Fulbright Winner Links Comics to Cross-Cultural CommunicationContact: Janet Sassi
Jonathan Hogan (FCRH '08)
Photo courtesy of Jonathan Hogan
Jonathan Hogan (FCRH ’08) may be the source for how to turn a childhood fascination into an academic dream. The recent graduate is headed to Brazil to read horror comics.
Hogan received a Fulbright Fellowship to study how the popular medium expresses social catharsis in a culture living under a dictatorship. His fellowship focuses specifically on the years 1964 to 1985, when the people of Brazil were repressed under military rule.
In all, Fordham students and alumni received 11 Fulbright Fellowships
for the 2008-09 academic year—a record number for the University and the second consecutive year that Fordham has attracted more of the highly competitive awards. The awardees will be traveling to four continents and represent three undergraduate schools and four graduate schools.

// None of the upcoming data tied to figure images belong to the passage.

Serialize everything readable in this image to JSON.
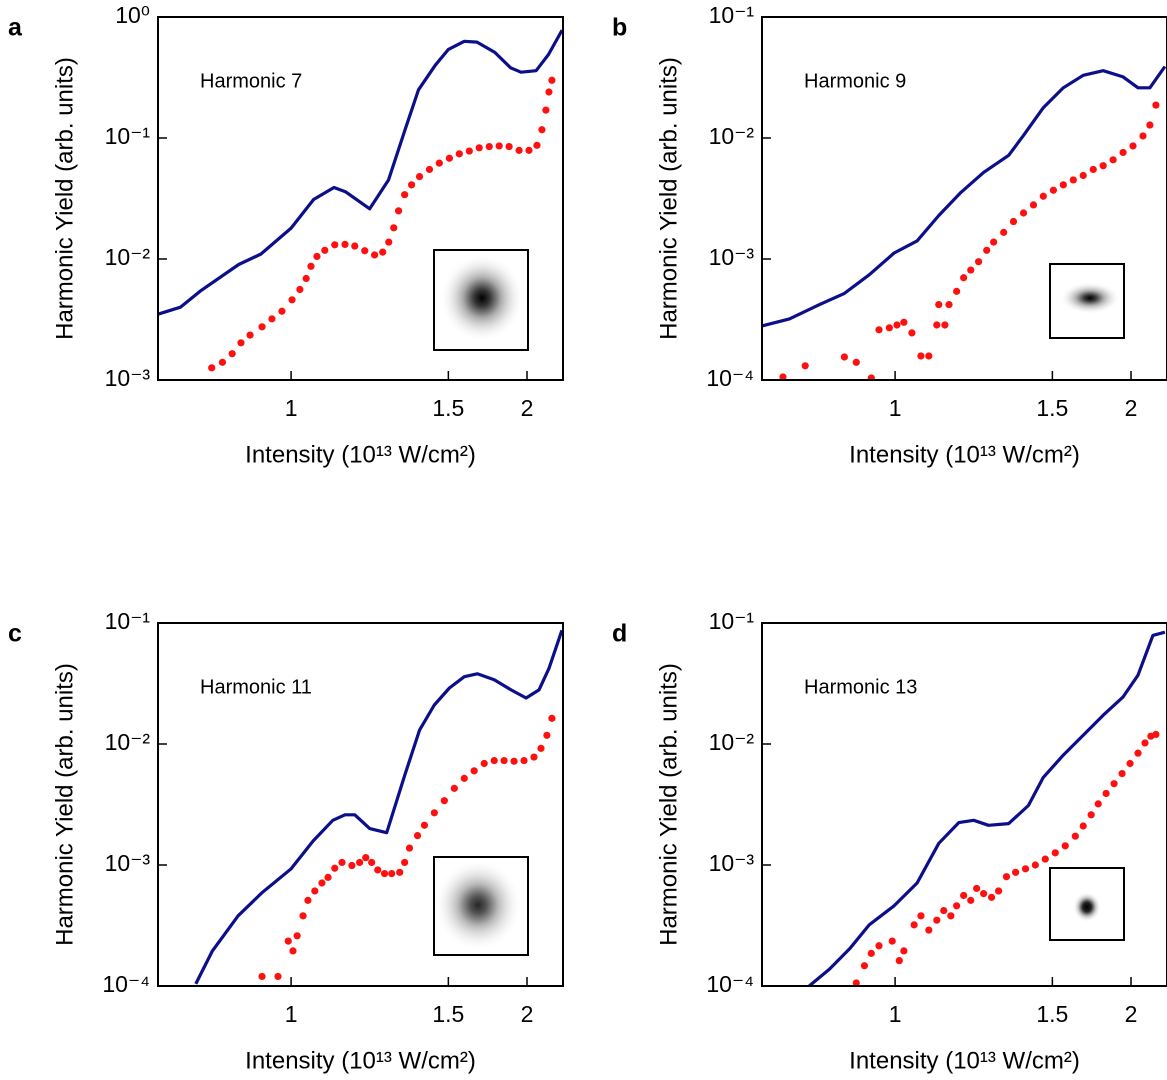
{
  "chart_data": [
    {
      "type": "line",
      "panel_label": "a",
      "annotation": "Harmonic 7",
      "xlabel": "Intensity (10¹³ W/cm²)",
      "ylabel": "Harmonic Yield (arb. units)",
      "xscale": "inverse",
      "yscale": "log",
      "xlim": [
        0.78,
        2.36
      ],
      "ylim": [
        0.001,
        1
      ],
      "xticks": [
        1,
        1.5,
        2
      ],
      "yticks": [
        {
          "value": 0.001,
          "label": "10⁻³"
        },
        {
          "value": 0.01,
          "label": "10⁻²"
        },
        {
          "value": 0.1,
          "label": "10⁻¹"
        },
        {
          "value": 1,
          "label": "10⁰"
        }
      ],
      "series": [
        {
          "mode": "line",
          "color": "#0b0f8a",
          "x": [
            0.78,
            0.81,
            0.84,
            0.9,
            0.94,
            1.0,
            1.05,
            1.1,
            1.13,
            1.2,
            1.26,
            1.32,
            1.37,
            1.44,
            1.5,
            1.58,
            1.65,
            1.76,
            1.87,
            1.95,
            2.08,
            2.2,
            2.35
          ],
          "values": [
            0.0035,
            0.004,
            0.0055,
            0.009,
            0.011,
            0.018,
            0.031,
            0.039,
            0.036,
            0.026,
            0.045,
            0.12,
            0.25,
            0.4,
            0.54,
            0.63,
            0.62,
            0.51,
            0.38,
            0.35,
            0.36,
            0.49,
            0.78
          ]
        },
        {
          "mode": "markers",
          "color": "#ff1010",
          "x": [
            0.856,
            0.873,
            0.889,
            0.904,
            0.92,
            0.942,
            0.961,
            0.981,
            1.002,
            1.019,
            1.033,
            1.044,
            1.058,
            1.077,
            1.102,
            1.129,
            1.156,
            1.185,
            1.215,
            1.241,
            1.261,
            1.278,
            1.295,
            1.317,
            1.343,
            1.374,
            1.415,
            1.458,
            1.505,
            1.554,
            1.607,
            1.663,
            1.724,
            1.789,
            1.859,
            1.935,
            2.017,
            2.088,
            2.135,
            2.174,
            2.205,
            2.236
          ],
          "values": [
            0.00126,
            0.0014,
            0.00165,
            0.00203,
            0.00235,
            0.00275,
            0.0032,
            0.0037,
            0.0046,
            0.0056,
            0.0069,
            0.0087,
            0.0105,
            0.0118,
            0.0131,
            0.0132,
            0.0128,
            0.0117,
            0.0108,
            0.0114,
            0.0138,
            0.0181,
            0.025,
            0.034,
            0.041,
            0.048,
            0.055,
            0.062,
            0.068,
            0.074,
            0.078,
            0.083,
            0.085,
            0.086,
            0.085,
            0.079,
            0.079,
            0.087,
            0.117,
            0.17,
            0.24,
            0.3
          ]
        }
      ]
    },
    {
      "type": "line",
      "panel_label": "b",
      "annotation": "Harmonic 9",
      "xlabel": "Intensity (10¹³ W/cm²)",
      "ylabel": "Harmonic Yield (arb. units)",
      "xscale": "inverse",
      "yscale": "log",
      "xlim": [
        0.78,
        2.36
      ],
      "ylim": [
        0.0001,
        0.1
      ],
      "xticks": [
        1,
        1.5,
        2
      ],
      "yticks": [
        {
          "value": 0.0001,
          "label": "10⁻⁴"
        },
        {
          "value": 0.001,
          "label": "10⁻³"
        },
        {
          "value": 0.01,
          "label": "10⁻²"
        },
        {
          "value": 0.1,
          "label": "10⁻¹"
        }
      ],
      "series": [
        {
          "mode": "line",
          "color": "#0b0f8a",
          "x": [
            0.78,
            0.817,
            0.862,
            0.903,
            0.948,
            0.998,
            1.049,
            1.102,
            1.162,
            1.231,
            1.317,
            1.374,
            1.458,
            1.554,
            1.663,
            1.789,
            1.935,
            2.061,
            2.174,
            2.335
          ],
          "values": [
            0.00028,
            0.00032,
            0.00042,
            0.00052,
            0.00074,
            0.00112,
            0.00141,
            0.00229,
            0.00355,
            0.0052,
            0.0072,
            0.0105,
            0.0178,
            0.026,
            0.033,
            0.036,
            0.032,
            0.026,
            0.026,
            0.039
          ]
        },
        {
          "mode": "markers",
          "color": "#ff1010",
          "x": [
            0.808,
            0.84,
            0.903,
            0.924,
            0.952,
            0.967,
            0.988,
            1.004,
            1.019,
            1.037,
            1.058,
            1.077,
            1.097,
            1.118,
            1.102,
            1.129,
            1.15,
            1.17,
            1.191,
            1.215,
            1.241,
            1.264,
            1.299,
            1.335,
            1.374,
            1.415,
            1.458,
            1.505,
            1.554,
            1.607,
            1.663,
            1.724,
            1.789,
            1.859,
            1.935,
            2.017,
            2.107,
            2.174,
            2.236
          ],
          "values": [
            0.000106,
            0.000131,
            0.000155,
            0.00014,
            0.000104,
            0.00026,
            0.00027,
            0.000285,
            0.0003,
            0.000245,
            0.000158,
            0.000158,
            0.000285,
            0.000285,
            0.00042,
            0.00042,
            0.00054,
            0.0007,
            0.00081,
            0.00095,
            0.00118,
            0.00138,
            0.00166,
            0.00204,
            0.0024,
            0.0028,
            0.0033,
            0.0037,
            0.0041,
            0.0045,
            0.0049,
            0.0055,
            0.0059,
            0.0066,
            0.0076,
            0.0086,
            0.0104,
            0.0128,
            0.0187
          ]
        }
      ]
    },
    {
      "type": "line",
      "panel_label": "c",
      "annotation": "Harmonic 11",
      "xlabel": "Intensity (10¹³ W/cm²)",
      "ylabel": "Harmonic Yield (arb. units)",
      "xscale": "inverse",
      "yscale": "log",
      "xlim": [
        0.78,
        2.36
      ],
      "ylim": [
        0.0001,
        0.1
      ],
      "xticks": [
        1,
        1.5,
        2
      ],
      "yticks": [
        {
          "value": 0.0001,
          "label": "10⁻⁴"
        },
        {
          "value": 0.001,
          "label": "10⁻³"
        },
        {
          "value": 0.01,
          "label": "10⁻²"
        },
        {
          "value": 0.1,
          "label": "10⁻¹"
        }
      ],
      "series": [
        {
          "mode": "line",
          "color": "#0b0f8a",
          "x": [
            0.832,
            0.857,
            0.899,
            0.942,
            1.0,
            1.049,
            1.097,
            1.129,
            1.156,
            1.2,
            1.254,
            1.317,
            1.374,
            1.436,
            1.505,
            1.58,
            1.652,
            1.756,
            1.874,
            1.992,
            2.107,
            2.205,
            2.347
          ],
          "values": [
            0.000104,
            0.000195,
            0.00038,
            0.00059,
            0.00093,
            0.00158,
            0.00234,
            0.0026,
            0.0026,
            0.002,
            0.00185,
            0.0055,
            0.013,
            0.021,
            0.029,
            0.036,
            0.038,
            0.034,
            0.028,
            0.024,
            0.028,
            0.042,
            0.087
          ]
        },
        {
          "mode": "markers",
          "color": "#ff1010",
          "x": [
            0.942,
            0.973,
            0.994,
            1.004,
            1.013,
            1.026,
            1.037,
            1.053,
            1.07,
            1.085,
            1.102,
            1.121,
            1.148,
            1.17,
            1.188,
            1.206,
            1.225,
            1.247,
            1.271,
            1.299,
            1.317,
            1.335,
            1.366,
            1.394,
            1.436,
            1.481,
            1.529,
            1.58,
            1.634,
            1.693,
            1.756,
            1.823,
            1.896,
            1.975,
            2.061,
            2.126,
            2.184,
            2.236
          ],
          "values": [
            0.00012,
            0.00012,
            0.000235,
            0.000195,
            0.00026,
            0.00038,
            0.00051,
            0.00061,
            0.00071,
            0.00079,
            0.00094,
            0.00105,
            0.00099,
            0.00105,
            0.00115,
            0.00105,
            0.00091,
            0.00085,
            0.00085,
            0.00087,
            0.00105,
            0.00138,
            0.00175,
            0.00213,
            0.0027,
            0.0034,
            0.0043,
            0.0052,
            0.006,
            0.0069,
            0.0073,
            0.0073,
            0.0072,
            0.0073,
            0.0078,
            0.0092,
            0.0118,
            0.0163
          ]
        }
      ]
    },
    {
      "type": "line",
      "panel_label": "d",
      "annotation": "Harmonic 13",
      "xlabel": "Intensity (10¹³ W/cm²)",
      "ylabel": "Harmonic Yield (arb. units)",
      "xscale": "inverse",
      "yscale": "log",
      "xlim": [
        0.78,
        2.36
      ],
      "ylim": [
        0.0001,
        0.1
      ],
      "xticks": [
        1,
        1.5,
        2
      ],
      "yticks": [
        {
          "value": 0.0001,
          "label": "10⁻⁴"
        },
        {
          "value": 0.001,
          "label": "10⁻³"
        },
        {
          "value": 0.01,
          "label": "10⁻²"
        },
        {
          "value": 0.1,
          "label": "10⁻¹"
        }
      ],
      "series": [
        {
          "mode": "line",
          "color": "#0b0f8a",
          "x": [
            0.846,
            0.878,
            0.912,
            0.948,
            0.998,
            1.049,
            1.102,
            1.156,
            1.2,
            1.247,
            1.317,
            1.394,
            1.458,
            1.554,
            1.663,
            1.789,
            1.935,
            2.061,
            2.205,
            2.335
          ],
          "values": [
            0.0001,
            0.000138,
            0.000203,
            0.00032,
            0.00046,
            0.00071,
            0.00151,
            0.00224,
            0.00234,
            0.00213,
            0.0022,
            0.0031,
            0.0053,
            0.0081,
            0.0118,
            0.0173,
            0.0245,
            0.037,
            0.079,
            0.084
          ]
        },
        {
          "mode": "markers",
          "color": "#ff1010",
          "x": [
            0.924,
            0.939,
            0.952,
            0.967,
            0.994,
            1.009,
            1.019,
            1.042,
            1.058,
            1.077,
            1.097,
            1.115,
            1.134,
            1.15,
            1.17,
            1.191,
            1.209,
            1.231,
            1.257,
            1.281,
            1.309,
            1.343,
            1.382,
            1.423,
            1.467,
            1.514,
            1.564,
            1.618,
            1.663,
            1.711,
            1.756,
            1.809,
            1.866,
            1.927,
            1.992,
            2.061,
            2.126,
            2.184,
            2.236
          ],
          "values": [
            0.000106,
            0.000147,
            0.000186,
            0.000215,
            0.000235,
            0.000162,
            0.000195,
            0.00032,
            0.00038,
            0.00029,
            0.00035,
            0.00042,
            0.00038,
            0.00046,
            0.00056,
            0.00051,
            0.00064,
            0.00058,
            0.00054,
            0.00061,
            0.0008,
            0.00087,
            0.00093,
            0.001,
            0.00112,
            0.00126,
            0.00144,
            0.00173,
            0.0021,
            0.0026,
            0.0032,
            0.0039,
            0.0047,
            0.0057,
            0.0069,
            0.0084,
            0.0102,
            0.0116,
            0.012
          ]
        }
      ]
    }
  ]
}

Hogan hopes that his project, “The Role of Comic Books in Brazilian Popular Culture,” supports his idea that graphic storytelling is also an effective means of cross-cultural communication.

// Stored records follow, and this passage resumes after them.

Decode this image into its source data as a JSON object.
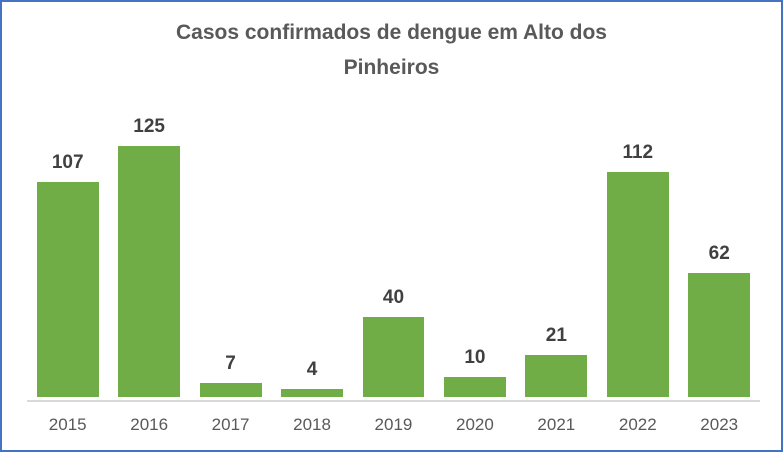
{
  "window": {
    "border_color": "#4472C4",
    "background_color": "#FFFFFF"
  },
  "title": {
    "text": "Casos confirmados de dengue em Alto dos Pinheiros",
    "line1": "Casos confirmados de dengue em Alto dos",
    "line2": "Pinheiros",
    "color": "#595959"
  },
  "chart_data": {
    "type": "bar",
    "title": "Casos confirmados de dengue em Alto dos Pinheiros",
    "categories": [
      "2015",
      "2016",
      "2017",
      "2018",
      "2019",
      "2020",
      "2021",
      "2022",
      "2023"
    ],
    "values": [
      107,
      125,
      7,
      4,
      40,
      10,
      21,
      112,
      62
    ],
    "data_labels_shown": true,
    "ylim": [
      0,
      125
    ],
    "grid": false,
    "legend": "none",
    "bar_color": "#70AD47",
    "value_label_color": "#404040",
    "axis_text_color": "#595959",
    "axis_line_color": "#D9D9D9"
  }
}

“I’ve been a lifelong fan of comics since elementary school,” said Hogan, who will do the bulk of his research at Pontifícia Universidade Católica do Rio de Janeiro. “But I’d always considered it just a hobby. Seeing dissertations on them in my classes made me look at them in a different light.”
“Comics are cross-disciplinary and cross-cultural in the sense that the visual aspect can cross cultural bounds,” Hogan added. “You don’t have to use language to know the gist of what is happening. I look at the violent and terrifying acts that take place in horror comics as a means to act out under a dictatorship in a legal fashion.”
In fact, so taken was Hogan with the potential for comics to reflect issues in society that he wrote his senior thesis on the popular superhero Iron Man, interpreting the character’s use of technology as a means to achieve self-worth.
“At times, Iron Man had terrible self-esteem,” he noted.
“Superheroes are a modern myth, they’re the modern Odyssey,” Hogan said. “We see what a given society sees as heroic. By seeing the comic books of another country, I can better understand those of the United States.”
Studying is not the sole focus of Hogan’s project; he has volunteered to teach English to young students using comic books. “Teaching [through] visuals and graphics meshes with my interest. I also would love to teach college some day,” he said.
Janet Sternberg, Ph.D., assistant professor of communication and media studies, helped Hogan hone his proposal and cultivate his interest in Brazil. Sternberg, who grew up in Rio de Janeiro, did a Fulbright in Brazil as a doctoral student at Cornell University.
“Jonathan is on to a transformative experience,” Sternberg said. “It is his dream. He’s worked very hard and this opportunity is very much in the spirit of Fordham’s international-minded approach.”
“Fordham has long promoted close collaboration among its faculty and students. Professor Sternberg’s and Jonathan’s success is an example of those efforts bearing fruit,” said Regina Plunkett-Dowling, Ph.D., Fordham’s Fulbright program adviser.
Founded in 1841, Fordham is the Jesuit University of New York, offering exceptional education distinguished by the Jesuit tradition to approximately 14,700 students in its four undergraduate colleges and its six graduate and professional schools. It has residential campuses in the Bronx and Manhattan, a campus in Westchester, and the Louis Calder Center Biological Field Station in Armonk, N.Y.